May 042013

COTANGENT – By Daphne Cardillo

DaphneCardillo As I wrote three years ago that Gloria won’t resign at the height of the Senators and civil society’s desperate call for her to resign, indeed, Gloria Macapagal-Arroyo did not resign.  She held on to her post until she can make a smart exit of the presidency by taking the newly proclaimed president Benigno Aquino III to his inaugural.  The former president, however, renounced tradition and did not do the honor of witnessing the swearing in of her successor, and ran fast for her own oath-taking as congresswoman of Pampanga for her own political survival.

Was President Arroyo avoiding a possible embarrassment at hearing Aquino’s inaugural address which proved to be an indictment of her administration?  Had she honorably acquired the presidency and not through the power grab in Edsa II and the massive fraud in the 2004 national elections, Gloria Macapagal- Arroyo would have stayed for the occasion and be part of a striking historical event.  But the former president earlier showed contempt for history and national sentiment, like wining and dining in New York when the whole nation was mourning at Cory’s death.

The inaugural of President Benigno “Noynoy” Aquino III showed the national sentiment by the throng of people who attended the ceremony at Luneta and the millions who were glued on radio and television during those noon hours of June 30, 2010.  It was even reported that there was zero crime-rate at the time the new president gave his inaugural speech, now delivered in Pilipino, and reaching out to the masses of Filipinos who can better understand in that language.

What appeared so striking in that 2010 inaugural was the presence of personages that have figured in our nation’s history in the last four decades.  It must be through political savvy that these men have survived in the chaotic and ruthless world of Philippine politics.  Or it must be that they’re simply destined to be great players in our country’s history.  Or it must be that they represent different symbols in the continuing drama of democracy in the making.

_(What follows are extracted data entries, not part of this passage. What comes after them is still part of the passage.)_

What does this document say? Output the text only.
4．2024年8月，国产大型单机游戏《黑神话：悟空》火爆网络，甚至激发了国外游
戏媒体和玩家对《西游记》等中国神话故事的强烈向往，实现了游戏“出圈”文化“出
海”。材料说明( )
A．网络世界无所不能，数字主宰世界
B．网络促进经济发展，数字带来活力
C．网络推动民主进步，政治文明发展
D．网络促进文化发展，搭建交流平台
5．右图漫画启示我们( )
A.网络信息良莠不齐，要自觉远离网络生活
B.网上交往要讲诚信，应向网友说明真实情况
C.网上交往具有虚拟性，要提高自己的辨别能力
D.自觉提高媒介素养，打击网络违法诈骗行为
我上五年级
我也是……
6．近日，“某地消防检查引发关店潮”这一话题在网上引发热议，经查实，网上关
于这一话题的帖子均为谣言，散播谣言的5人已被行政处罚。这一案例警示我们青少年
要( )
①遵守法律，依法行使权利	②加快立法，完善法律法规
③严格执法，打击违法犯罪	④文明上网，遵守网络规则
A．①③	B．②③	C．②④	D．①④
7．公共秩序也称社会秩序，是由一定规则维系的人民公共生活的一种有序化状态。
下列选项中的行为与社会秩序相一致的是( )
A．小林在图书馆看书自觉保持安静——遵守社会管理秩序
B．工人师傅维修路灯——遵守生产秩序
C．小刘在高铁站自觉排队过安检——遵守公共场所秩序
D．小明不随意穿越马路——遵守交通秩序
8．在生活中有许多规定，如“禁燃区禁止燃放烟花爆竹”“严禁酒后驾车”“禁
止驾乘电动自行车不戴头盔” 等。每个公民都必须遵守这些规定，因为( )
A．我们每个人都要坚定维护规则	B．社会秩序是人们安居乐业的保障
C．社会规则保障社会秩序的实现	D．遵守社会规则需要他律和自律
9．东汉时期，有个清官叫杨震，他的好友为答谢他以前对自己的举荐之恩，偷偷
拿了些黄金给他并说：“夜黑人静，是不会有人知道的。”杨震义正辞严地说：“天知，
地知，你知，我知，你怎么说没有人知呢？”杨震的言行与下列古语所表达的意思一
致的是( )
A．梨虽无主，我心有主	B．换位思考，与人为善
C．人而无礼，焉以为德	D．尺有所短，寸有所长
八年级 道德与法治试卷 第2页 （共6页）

Fidel V. Ramos and Juan Ponce Enrile were two top officials of Marcos during Martial law, the former being a high ranking general who rose to become the vice chief-of-staff of the Armed Forces of the Philippines, and the latter a brilliant lawyer who became Minister of National Defense.  Both became heroes of the Edsa Revolt that toppled Marcos and resulted in the ascendancy of Cory.  Ramos later became president of the republic while Enrile became a prominent lawmaker.  And it must be fate that Enrile is in time the Senate president as to be the one to proclaim Cory’s son as the new president of the Philippines.

Joseph Ejercito Estrada and Jovito Salonga were two of the thirteen senators who voted “No” to the retention of the US Military Bases in 1991, a significant event in which US control over our government has been greatly diminished.  Salonga was a top legislator and a staunch nationalist while Estrada went on to become president of the republic.  And as fate would have it, Estrada was deposed, put under house arrest, convicted, then pardoned; and Salonga, to reach old age.

Benigno Aquino III himself appeared to be a continuity of a family saga that has influenced the course of our country’s events in the last forty years.  His father, Benigno “Ninoy” Aquino Jr. was a brilliant politician but undoubtedly considered a leader of the Filipino people, for his death proved to be a turning point in the fight for freedom and democracy in this country.  The people rose up to topple a dictator and now led by Ninoy’s wife, Corazon “Cory” Aquino, our country embarked on a more participative form of democratic governance.

With Cory’s death and fueled by the excesses and misconduct of the Arroyo administration, the need for a moral leader in the person of her son Noynoy proved to be the nation’s urgent call.  The people’s consciousness was revealed when they elected Noynoy to be their president.  And like Cory, Noynoy looks destined to lead the country for a certain purpose.  Even Ninoy’s death was also destined for a specific purpose for many freedom-loving Filipinos have died before him but did not make that same historical impact.

We are still a people that want to be led and our choices are still influenced by our past.  Being ruled by the elite is a continuation of that master-servant relationship brought about by more than three centuries of feudalism under Spanish colonization.  And the predisposition to see things as either good or evil a great influence of the Catholic Church.  In shaping our nation’s history, we can see that the process has been more of undoing the past than charting an unknown territory.